OVER-PRONATION is one of the most common causes of foot and leg pain. Over-pronation occurs because of a biomechanical (body movement) problem that in most cases we inherit from our parents. When the arch flattens and elongates excessively it causes the muscles and ligaments which hold the bones in our feet together to stretch. This stretching causes the tendons to become looser than normal and the joints to become more flexible at times when they should be held tightly in place. With excessive pronation your weight does not come down equally across the entire foot, instead you come down mostly on the inner border of the foot. Without treatment further looseness in the foot occurs and the over-pronation becomes gradually worse.

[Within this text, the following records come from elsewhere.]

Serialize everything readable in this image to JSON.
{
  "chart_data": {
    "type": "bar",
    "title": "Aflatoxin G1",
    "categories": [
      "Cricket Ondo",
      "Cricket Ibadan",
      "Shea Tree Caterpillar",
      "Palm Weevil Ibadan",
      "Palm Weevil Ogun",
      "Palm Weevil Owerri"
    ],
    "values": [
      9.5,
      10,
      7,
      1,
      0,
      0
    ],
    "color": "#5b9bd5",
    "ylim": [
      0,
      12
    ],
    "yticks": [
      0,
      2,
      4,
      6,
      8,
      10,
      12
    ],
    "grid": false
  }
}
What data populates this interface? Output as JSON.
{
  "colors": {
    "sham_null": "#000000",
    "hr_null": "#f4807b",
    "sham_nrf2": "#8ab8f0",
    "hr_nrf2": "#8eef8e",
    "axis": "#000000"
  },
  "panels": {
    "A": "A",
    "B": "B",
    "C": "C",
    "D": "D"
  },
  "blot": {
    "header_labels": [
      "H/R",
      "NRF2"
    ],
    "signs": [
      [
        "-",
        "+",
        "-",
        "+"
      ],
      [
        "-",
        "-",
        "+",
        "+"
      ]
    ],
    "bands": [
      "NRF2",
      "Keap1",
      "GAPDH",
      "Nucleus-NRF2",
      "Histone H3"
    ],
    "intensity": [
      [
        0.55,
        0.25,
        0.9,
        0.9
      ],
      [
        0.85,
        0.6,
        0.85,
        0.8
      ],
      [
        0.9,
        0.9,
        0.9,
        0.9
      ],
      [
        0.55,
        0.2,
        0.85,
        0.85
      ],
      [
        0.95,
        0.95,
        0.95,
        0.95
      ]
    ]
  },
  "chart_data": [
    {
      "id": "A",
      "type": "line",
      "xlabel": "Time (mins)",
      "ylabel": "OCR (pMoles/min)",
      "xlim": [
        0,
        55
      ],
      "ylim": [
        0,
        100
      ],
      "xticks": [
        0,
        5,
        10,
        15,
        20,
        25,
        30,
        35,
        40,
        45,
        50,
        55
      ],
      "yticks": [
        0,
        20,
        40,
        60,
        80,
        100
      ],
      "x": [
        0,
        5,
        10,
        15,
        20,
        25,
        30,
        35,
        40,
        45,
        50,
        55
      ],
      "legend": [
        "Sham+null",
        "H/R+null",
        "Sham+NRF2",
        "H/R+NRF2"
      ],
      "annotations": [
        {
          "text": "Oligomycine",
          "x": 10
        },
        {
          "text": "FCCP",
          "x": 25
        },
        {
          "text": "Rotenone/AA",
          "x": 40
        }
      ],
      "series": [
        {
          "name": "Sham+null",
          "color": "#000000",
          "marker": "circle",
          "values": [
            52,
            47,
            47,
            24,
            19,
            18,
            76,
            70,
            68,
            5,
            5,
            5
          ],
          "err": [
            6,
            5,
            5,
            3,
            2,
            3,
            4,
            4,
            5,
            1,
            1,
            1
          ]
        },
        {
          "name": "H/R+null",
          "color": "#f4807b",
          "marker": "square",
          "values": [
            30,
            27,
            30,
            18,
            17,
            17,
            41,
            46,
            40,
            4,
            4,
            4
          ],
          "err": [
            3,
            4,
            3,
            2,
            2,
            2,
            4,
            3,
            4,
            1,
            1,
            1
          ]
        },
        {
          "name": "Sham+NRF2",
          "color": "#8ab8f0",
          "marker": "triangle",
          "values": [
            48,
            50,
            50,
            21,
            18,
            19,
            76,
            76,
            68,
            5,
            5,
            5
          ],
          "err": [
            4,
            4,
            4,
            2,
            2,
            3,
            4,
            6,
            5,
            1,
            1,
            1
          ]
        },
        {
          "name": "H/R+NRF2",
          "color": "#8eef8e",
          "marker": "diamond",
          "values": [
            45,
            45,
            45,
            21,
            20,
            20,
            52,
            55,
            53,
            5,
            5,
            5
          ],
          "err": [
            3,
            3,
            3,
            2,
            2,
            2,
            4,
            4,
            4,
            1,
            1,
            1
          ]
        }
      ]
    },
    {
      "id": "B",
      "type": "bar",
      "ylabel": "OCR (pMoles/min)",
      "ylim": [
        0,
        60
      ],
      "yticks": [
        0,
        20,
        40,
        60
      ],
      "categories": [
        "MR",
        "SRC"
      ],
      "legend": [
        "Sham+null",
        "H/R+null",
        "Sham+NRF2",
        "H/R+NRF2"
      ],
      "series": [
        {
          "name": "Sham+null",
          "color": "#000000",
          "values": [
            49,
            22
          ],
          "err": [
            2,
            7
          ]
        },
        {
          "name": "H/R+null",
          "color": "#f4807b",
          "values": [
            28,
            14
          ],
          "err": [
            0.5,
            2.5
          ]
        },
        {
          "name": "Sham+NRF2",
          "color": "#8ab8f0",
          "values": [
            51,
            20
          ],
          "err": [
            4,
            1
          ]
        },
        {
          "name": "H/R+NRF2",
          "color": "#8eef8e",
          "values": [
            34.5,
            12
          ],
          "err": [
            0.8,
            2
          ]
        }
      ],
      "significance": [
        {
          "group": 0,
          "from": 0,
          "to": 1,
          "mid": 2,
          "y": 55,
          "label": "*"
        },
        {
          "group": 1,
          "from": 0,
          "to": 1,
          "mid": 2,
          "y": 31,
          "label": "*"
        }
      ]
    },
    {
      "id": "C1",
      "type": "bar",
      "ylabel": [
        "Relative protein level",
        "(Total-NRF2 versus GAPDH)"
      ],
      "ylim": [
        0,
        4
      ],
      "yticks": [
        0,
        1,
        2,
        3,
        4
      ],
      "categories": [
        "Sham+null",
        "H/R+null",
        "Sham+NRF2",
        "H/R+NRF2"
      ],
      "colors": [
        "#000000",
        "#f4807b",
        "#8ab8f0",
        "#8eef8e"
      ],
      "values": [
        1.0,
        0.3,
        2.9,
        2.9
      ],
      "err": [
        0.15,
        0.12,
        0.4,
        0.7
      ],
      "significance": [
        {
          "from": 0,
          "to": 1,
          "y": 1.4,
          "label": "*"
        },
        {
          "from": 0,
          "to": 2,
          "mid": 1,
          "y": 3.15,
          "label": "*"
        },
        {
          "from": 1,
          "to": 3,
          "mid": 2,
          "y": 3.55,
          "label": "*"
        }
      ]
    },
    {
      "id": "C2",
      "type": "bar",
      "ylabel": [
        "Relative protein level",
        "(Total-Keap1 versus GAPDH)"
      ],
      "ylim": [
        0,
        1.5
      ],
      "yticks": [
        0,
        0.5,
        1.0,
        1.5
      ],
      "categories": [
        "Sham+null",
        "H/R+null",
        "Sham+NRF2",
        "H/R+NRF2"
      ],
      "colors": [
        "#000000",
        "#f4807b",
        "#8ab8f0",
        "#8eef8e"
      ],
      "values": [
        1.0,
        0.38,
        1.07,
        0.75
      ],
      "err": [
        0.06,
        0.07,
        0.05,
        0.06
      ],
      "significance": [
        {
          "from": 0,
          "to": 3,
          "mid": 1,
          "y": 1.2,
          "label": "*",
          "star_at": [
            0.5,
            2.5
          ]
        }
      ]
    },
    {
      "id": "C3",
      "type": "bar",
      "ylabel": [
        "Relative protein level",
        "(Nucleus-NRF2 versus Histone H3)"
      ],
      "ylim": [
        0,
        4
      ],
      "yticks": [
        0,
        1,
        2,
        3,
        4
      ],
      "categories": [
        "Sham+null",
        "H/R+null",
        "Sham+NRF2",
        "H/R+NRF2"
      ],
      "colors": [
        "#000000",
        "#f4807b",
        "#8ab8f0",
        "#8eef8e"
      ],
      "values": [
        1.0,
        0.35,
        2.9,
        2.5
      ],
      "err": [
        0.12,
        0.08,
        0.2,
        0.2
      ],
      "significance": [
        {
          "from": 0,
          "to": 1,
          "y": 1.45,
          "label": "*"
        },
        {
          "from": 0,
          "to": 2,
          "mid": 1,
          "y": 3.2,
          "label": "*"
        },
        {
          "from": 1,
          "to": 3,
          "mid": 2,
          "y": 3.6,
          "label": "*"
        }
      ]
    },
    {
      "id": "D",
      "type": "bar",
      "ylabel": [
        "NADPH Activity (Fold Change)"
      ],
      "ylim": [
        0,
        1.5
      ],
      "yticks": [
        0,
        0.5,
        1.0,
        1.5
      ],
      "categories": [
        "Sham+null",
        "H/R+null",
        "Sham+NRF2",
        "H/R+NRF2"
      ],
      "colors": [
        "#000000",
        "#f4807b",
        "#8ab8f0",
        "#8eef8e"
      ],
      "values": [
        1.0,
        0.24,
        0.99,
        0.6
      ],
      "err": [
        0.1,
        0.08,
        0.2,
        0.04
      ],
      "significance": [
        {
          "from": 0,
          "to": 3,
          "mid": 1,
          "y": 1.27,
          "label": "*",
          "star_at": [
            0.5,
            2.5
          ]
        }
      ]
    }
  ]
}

Over-pronation can be the underlying cause of many different conditions such as arch pain, shin splints, ankle pain, plantar fasciitis, knee pain, bunions, flat foot and corns and calluses.

WHAT HELPS….

Having appropriate well-fitted shoes with good support. Insoles will help provide you with more comfort. Your shoes should have enough support to help control your individual amount of over-pronation.

Because excessive pronation is a result of a biomechanical (body movement) problem, it can be effectively controlled with the use of arch supports. Good arch supports can be as simple as properly fit over-the-counter insoles. More specific treatment may include full custom inserts precisely fit to your feet for support and comfort.

Additional treatments which may be recommended by your physician if your problem is severe include an ankle/foot brace or custom-made shoes.